Of course, a crucial aspect of the theory is determining exactly when early man was first able to control fire. The subject has vexed many anthropologists who have suggested several possible dates, ranging from two and a half million years ago to as recently as 200,000 years ago, with the first appearance in the archaeological record of burnt animal bones, hearths and the earliest examples of earthen ovens.
Critics of the Wrangham hypothesis have pointed out that there has never been any direct evidence of controlled fires at around the time of his proposed invention of cooking - roughly 1.8 million years ago. Wrangham, however, retorts that more ephemeral cooking fires - rather than cooking hearths and ovens - are less likely to have left traces behind for scientists to discover. "Absence of evidence does not mean evidence of absence. We need better ways of looking for early examples of controlled fires," he says.

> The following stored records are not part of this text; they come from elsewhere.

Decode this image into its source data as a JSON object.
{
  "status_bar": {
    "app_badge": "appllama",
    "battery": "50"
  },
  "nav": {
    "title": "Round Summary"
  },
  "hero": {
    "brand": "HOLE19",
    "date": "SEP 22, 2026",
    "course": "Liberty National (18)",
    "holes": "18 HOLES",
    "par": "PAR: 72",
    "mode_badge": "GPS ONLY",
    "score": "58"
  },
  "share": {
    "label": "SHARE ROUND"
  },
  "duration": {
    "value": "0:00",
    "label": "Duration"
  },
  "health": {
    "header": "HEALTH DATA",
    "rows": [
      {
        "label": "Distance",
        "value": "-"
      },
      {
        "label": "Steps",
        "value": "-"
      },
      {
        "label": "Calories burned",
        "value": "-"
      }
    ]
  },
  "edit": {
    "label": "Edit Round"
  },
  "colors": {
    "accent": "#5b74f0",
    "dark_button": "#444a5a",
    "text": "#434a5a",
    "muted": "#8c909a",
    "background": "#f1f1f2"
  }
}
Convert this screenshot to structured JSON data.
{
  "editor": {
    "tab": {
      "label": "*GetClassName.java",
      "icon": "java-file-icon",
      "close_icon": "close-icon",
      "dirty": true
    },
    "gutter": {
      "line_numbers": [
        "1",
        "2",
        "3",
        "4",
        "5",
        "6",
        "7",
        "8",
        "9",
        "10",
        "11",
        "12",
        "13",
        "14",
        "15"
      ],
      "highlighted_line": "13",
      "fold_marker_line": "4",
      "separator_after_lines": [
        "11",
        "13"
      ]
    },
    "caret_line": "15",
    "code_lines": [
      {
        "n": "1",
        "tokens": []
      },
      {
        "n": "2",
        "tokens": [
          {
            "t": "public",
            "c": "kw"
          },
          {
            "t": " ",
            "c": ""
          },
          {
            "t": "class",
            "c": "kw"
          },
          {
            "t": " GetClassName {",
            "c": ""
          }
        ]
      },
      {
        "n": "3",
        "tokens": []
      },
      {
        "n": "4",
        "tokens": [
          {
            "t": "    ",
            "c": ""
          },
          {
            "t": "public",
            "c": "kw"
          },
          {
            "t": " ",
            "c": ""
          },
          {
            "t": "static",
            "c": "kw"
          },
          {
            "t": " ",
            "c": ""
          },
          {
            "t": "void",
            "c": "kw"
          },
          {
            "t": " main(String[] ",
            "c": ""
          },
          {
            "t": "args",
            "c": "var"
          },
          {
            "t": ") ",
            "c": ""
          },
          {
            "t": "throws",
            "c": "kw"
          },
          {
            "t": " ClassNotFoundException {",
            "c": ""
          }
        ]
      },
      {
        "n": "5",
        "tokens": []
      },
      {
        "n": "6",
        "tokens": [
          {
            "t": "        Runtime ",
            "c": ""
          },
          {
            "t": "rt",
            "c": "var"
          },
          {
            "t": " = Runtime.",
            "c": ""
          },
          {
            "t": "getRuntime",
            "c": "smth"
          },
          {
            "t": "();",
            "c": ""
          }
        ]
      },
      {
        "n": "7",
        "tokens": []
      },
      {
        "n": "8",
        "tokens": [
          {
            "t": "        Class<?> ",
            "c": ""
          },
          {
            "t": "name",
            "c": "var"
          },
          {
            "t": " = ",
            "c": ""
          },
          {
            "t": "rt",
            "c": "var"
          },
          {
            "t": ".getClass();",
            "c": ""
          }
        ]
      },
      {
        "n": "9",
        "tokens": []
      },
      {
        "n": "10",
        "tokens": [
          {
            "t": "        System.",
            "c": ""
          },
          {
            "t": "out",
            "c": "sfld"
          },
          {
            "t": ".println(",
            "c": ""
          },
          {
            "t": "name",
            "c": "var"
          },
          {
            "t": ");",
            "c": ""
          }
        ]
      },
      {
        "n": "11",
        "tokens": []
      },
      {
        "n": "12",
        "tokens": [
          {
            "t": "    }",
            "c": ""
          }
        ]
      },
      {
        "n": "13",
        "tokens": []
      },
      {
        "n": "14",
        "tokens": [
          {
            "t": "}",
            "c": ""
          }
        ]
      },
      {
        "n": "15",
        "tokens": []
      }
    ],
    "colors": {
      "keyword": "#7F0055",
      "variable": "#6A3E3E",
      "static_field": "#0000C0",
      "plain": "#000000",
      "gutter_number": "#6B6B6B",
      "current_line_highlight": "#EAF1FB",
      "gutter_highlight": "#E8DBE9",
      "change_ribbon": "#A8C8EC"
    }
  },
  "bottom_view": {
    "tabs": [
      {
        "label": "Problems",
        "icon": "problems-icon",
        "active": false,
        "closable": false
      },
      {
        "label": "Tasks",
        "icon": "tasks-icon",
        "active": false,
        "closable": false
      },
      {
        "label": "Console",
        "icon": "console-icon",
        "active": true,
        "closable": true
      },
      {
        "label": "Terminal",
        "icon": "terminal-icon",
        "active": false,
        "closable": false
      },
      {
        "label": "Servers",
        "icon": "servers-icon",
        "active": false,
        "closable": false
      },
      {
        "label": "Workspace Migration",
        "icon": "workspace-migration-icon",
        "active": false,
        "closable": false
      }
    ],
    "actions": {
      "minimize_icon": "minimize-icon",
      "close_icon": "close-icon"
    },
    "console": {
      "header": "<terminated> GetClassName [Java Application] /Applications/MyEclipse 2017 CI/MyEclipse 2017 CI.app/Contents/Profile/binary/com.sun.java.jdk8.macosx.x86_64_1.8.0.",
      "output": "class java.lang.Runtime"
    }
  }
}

The African climate of two million years ago would have created a tinder box environment for natural fires to occur frequently, leading to many charred roots being left behind in their wake. "Whether or not they were controlled, however, fires could have cooked plant or animal foods without hominid effort, providing an easy initial entree for the use of cooking technology. Once hominids had detected the merits of cooking, we suggest the idea would spread rapidly," the researchers say.
One of the more intriguing aspects of the Wrangham idea is that tuber cooking could easily have been controlled by females, giving early women a powerful influence over their menfolk. Wrangham suggests this may have led to a tendency for males to scrounge food from females, leading women to form sexual liaisons with other men who would act as guards - a sort of quid pro quo. In effect, this would have led to the sexual strategy of semi-monogamy common in human societies today. "It is striking that among all modern humans, women tend to be the cooks," the scientists say. "The critical logic is that whenever cooking evolved, it led rapidly to the evolution of males scrounging from females (especially mothers) and thence to sexual alliances."
Who said baked spuds could never be sexy?